Anna Frank e il diario segreto

In questo film d’animazione, Kitty – l’amica immaginaria a cui Anna Frank scrive nel suo diario – prende vita nell’Amsterdam contemporanea. Il suo viaggio alla ricerca di Anna diventa un ponte tra passato e presente, mostrando come la sua storia continui a parlare ai giovani di oggi. L’animazione permette di avvicinare i ragazzi alla figura di Anna Frank con un linguaggio moderno e coinvolgente. Il film affronta temi come identità, memoria e diritti umani, rendendoli accessibili anche ai preadolescenti. Disponibile su RaiPlay. Consigliato dai 9 anni.

Jojo Rabbit 

Questa satira intelligente racconta il nazismo attraverso gli occhi di Jojo, un bambino tedesco che ha come amico immaginario una caricatura di Hitler. Il film alterna comicità e dramma, mostrando come l’ideologia possa manipolare i più giovani e come l’incontro con l’altro possa cambiare tutto. La storia è potente perché smonta il fanatismo con ironia, senza perdere profondità emotiva. Ideale per ragazzi che iniziano a comprendere la complessità storica e morale della Shoah. Consigliato dai 12 anni.

Train de vie – Un treno per vivere 

Un racconto originale e poetico: un intero villaggio ebraico organizza un finto treno di deportazione per sfuggire ai nazisti. Il film mescola umorismo, tragedia e fantasia, creando una favola amara che invita a riflettere sulla follia della persecuzione. La leggerezza apparente nasconde domande profonde sulla libertà, sull’identità e sulla speranza. È un modo diverso, ma molto efficace, per parlare ai ragazzi della Shoah senza ricorrere a immagini troppo dure. Consigliato dai 12 anni.

La vita è bella

Il capolavoro di Roberto Benigni racconta la deportazione attraverso gli occhi di un bambino, protetto dal padre che trasforma l’orrore in un gioco per salvarlo dalla paura. Il film alterna comicità e tragedia con grande delicatezza, rendendo accessibile un tema durissimo. È un racconto di amore assoluto, sacrificio e immaginazione come forma di resistenza. Perfetto per introdurre i ragazzi alla Shoah attraverso una storia che commuove e fa riflettere.
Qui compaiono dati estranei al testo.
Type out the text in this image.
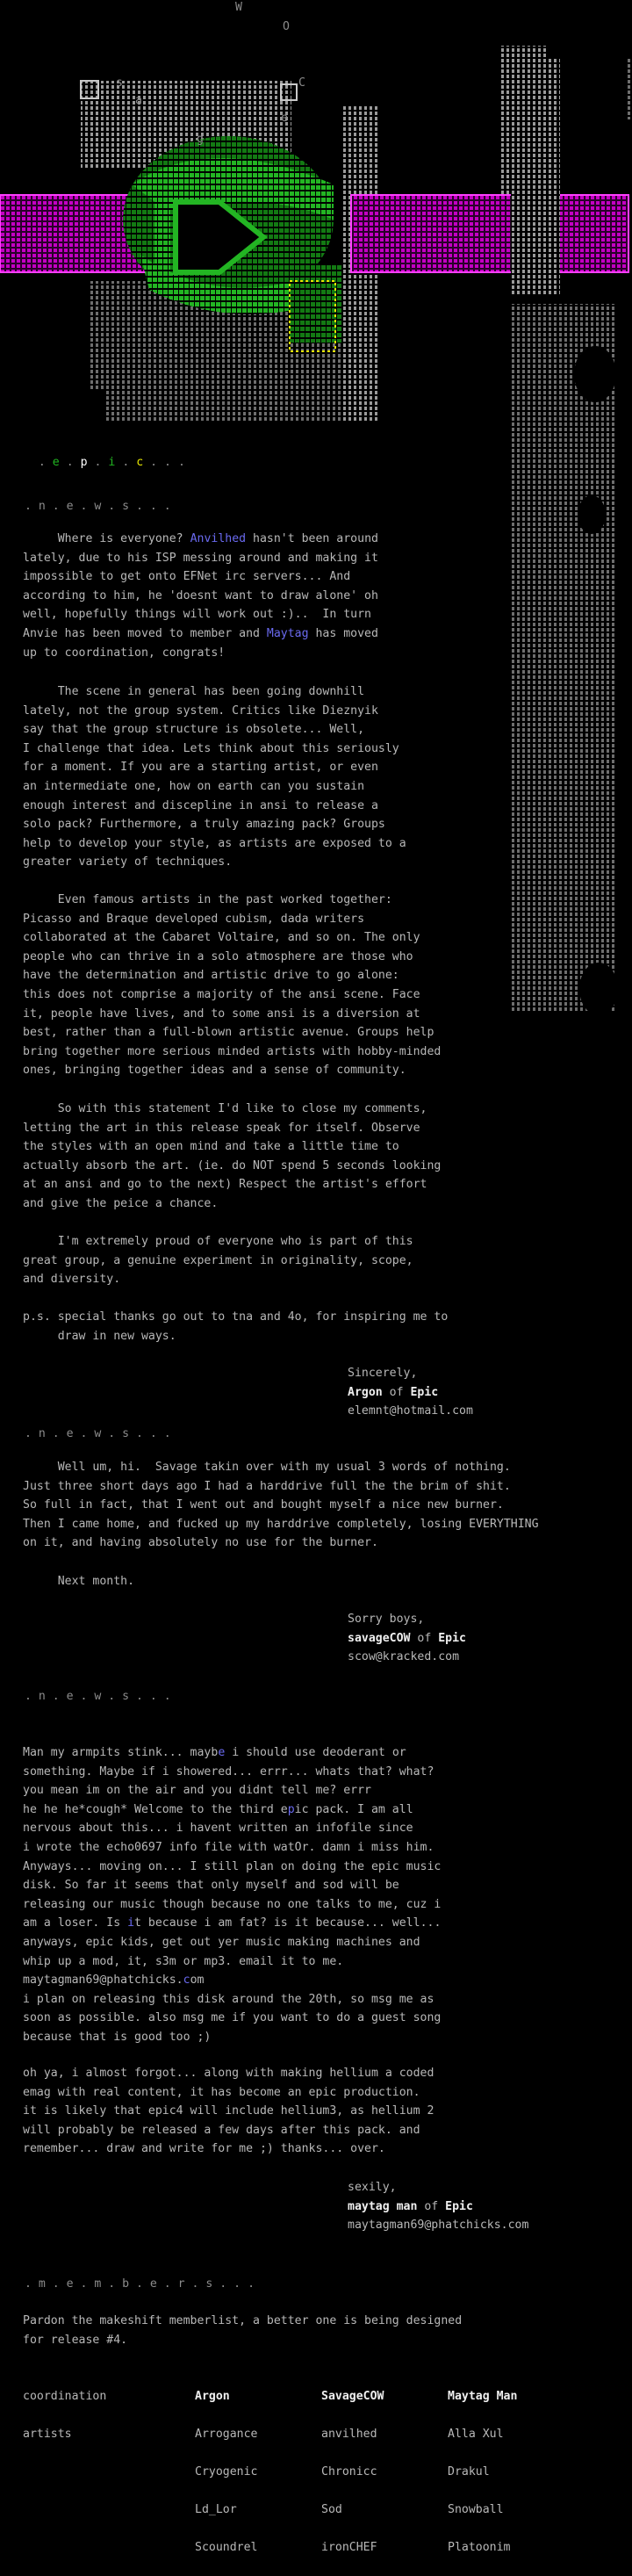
W
O
s	C
a
e
g

. e . p . i . c . . .

. n . e . w . s . . .
Where is everyone? Anvilhed hasn't been around
lately, due to his ISP messing around and making it
impossible to get onto EFNet irc servers... And
according to him, he 'doesnt want to draw alone' oh
well, hopefully things will work out :)..  In turn
Anvie has been moved to member and Maytag has moved
up to coordination, congrats!
The scene in general has been going downhill
lately, not the group system. Critics like Dieznyik
say that the group structure is obsolete... Well,
I challenge that idea. Lets think about this seriously
for a moment. If you are a starting artist, or even
an intermediate one, how on earth can you sustain
enough interest and discepline in ansi to release a
solo pack? Furthermore, a truly amazing pack? Groups
help to develop your style, as artists are exposed to a
greater variety of techniques.
Even famous artists in the past worked together:
Picasso and Braque developed cubism, dada writers
collaborated at the Cabaret Voltaire, and so on. The only
people who can thrive in a solo atmosphere are those who
have the determination and artistic drive to go alone:
this does not comprise a majority of the ansi scene. Face
it, people have lives, and to some ansi is a diversion at
best, rather than a full-blown artistic avenue. Groups help
bring together more serious minded artists with hobby-minded
ones, bringing together ideas and a sense of community.
So with this statement I'd like to close my comments,
letting the art in this release speak for itself. Observe
the styles with an open mind and take a little time to
actually absorb the art. (ie. do NOT spend 5 seconds looking
at an ansi and go to the next) Respect the artist's effort
and give the peice a chance.
I'm extremely proud of everyone who is part of this
great group, a genuine experiment in originality, scope,
and diversity.
p.s. special thanks go out to tna and 4o, for inspiring me to
draw in new ways.
Sincerely,
Argon of Epic
elemnt@hotmail.com
. n . e . w . s . . .
Well um, hi.  Savage takin over with my usual 3 words of nothing.
Just three short days ago I had a harddrive full the the brim of shit.
So full in fact, that I went out and bought myself a nice new burner.
Then I came home, and fucked up my harddrive completely, losing EVERYTHING
on it, and having absolutely no use for the burner.
Next month.
Sorry boys,
savageCOW of Epic
scow@kracked.com
. n . e . w . s . . .
Man my armpits stink... maybe i should use deoderant or
something. Maybe if i showered... errr... whats that? what?
you mean im on the air and you didnt tell me? errr
he he he*cough* Welcome to the third epic pack. I am all
nervous about this... i havent written an infofile since
i wrote the echo0697 info file with watOr. damn i miss him.
Anyways... moving on... I still plan on doing the epic music
disk. So far it seems that only myself and sod will be
releasing our music though because no one talks to me, cuz i
am a loser. Is it because i am fat? is it because... well...
anyways, epic kids, get out yer music making machines and
whip up a mod, it, s3m or mp3. email it to me.
maytagman69@phatchicks.com
i plan on releasing this disk around the 20th, so msg me as
soon as possible. also msg me if you want to do a guest song
because that is good too ;)
oh ya, i almost forgot... along with making hellium a coded
emag with real content, it has become an epic production.
it is likely that epic4 will include hellium3, as hellium 2
will probably be released a few days after this pack. and
remember... draw and write for me ;) thanks... over.
sexily,
maytag man of Epic
maytagman69@phatchicks.com
. m . e . m . b . e . r . s . . .
Pardon the makeshift memberlist, a better one is being designed
for release #4.
coordination	Argon	SavageCOW	Maytag Man
artists	Arrogance	anvilhed	Alla Xul
	Cryogenic	Chronicc	Drakul
	Ld_Lor	Sod	Snowball
	Scoundrel	ironCHEF	Platoonim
Consigliato dai 10 anni.

Il viaggio di Fanny

Ispirato a una storia vera, il film segue un gruppo di bambini ebrei in fuga attraverso la Francia occupata. La protagonista, Fanny, guida i compagni con coraggio e determinazione, trasformando la paura in forza. Il racconto è avventuroso e coinvolgente, ma sempre rispettoso della realtà storica. Temi come amicizia, solidarietà e libertà parlano direttamente ai più giovani, rendendo il film un ottimo strumento educativo. Consigliato dagli 8 anni.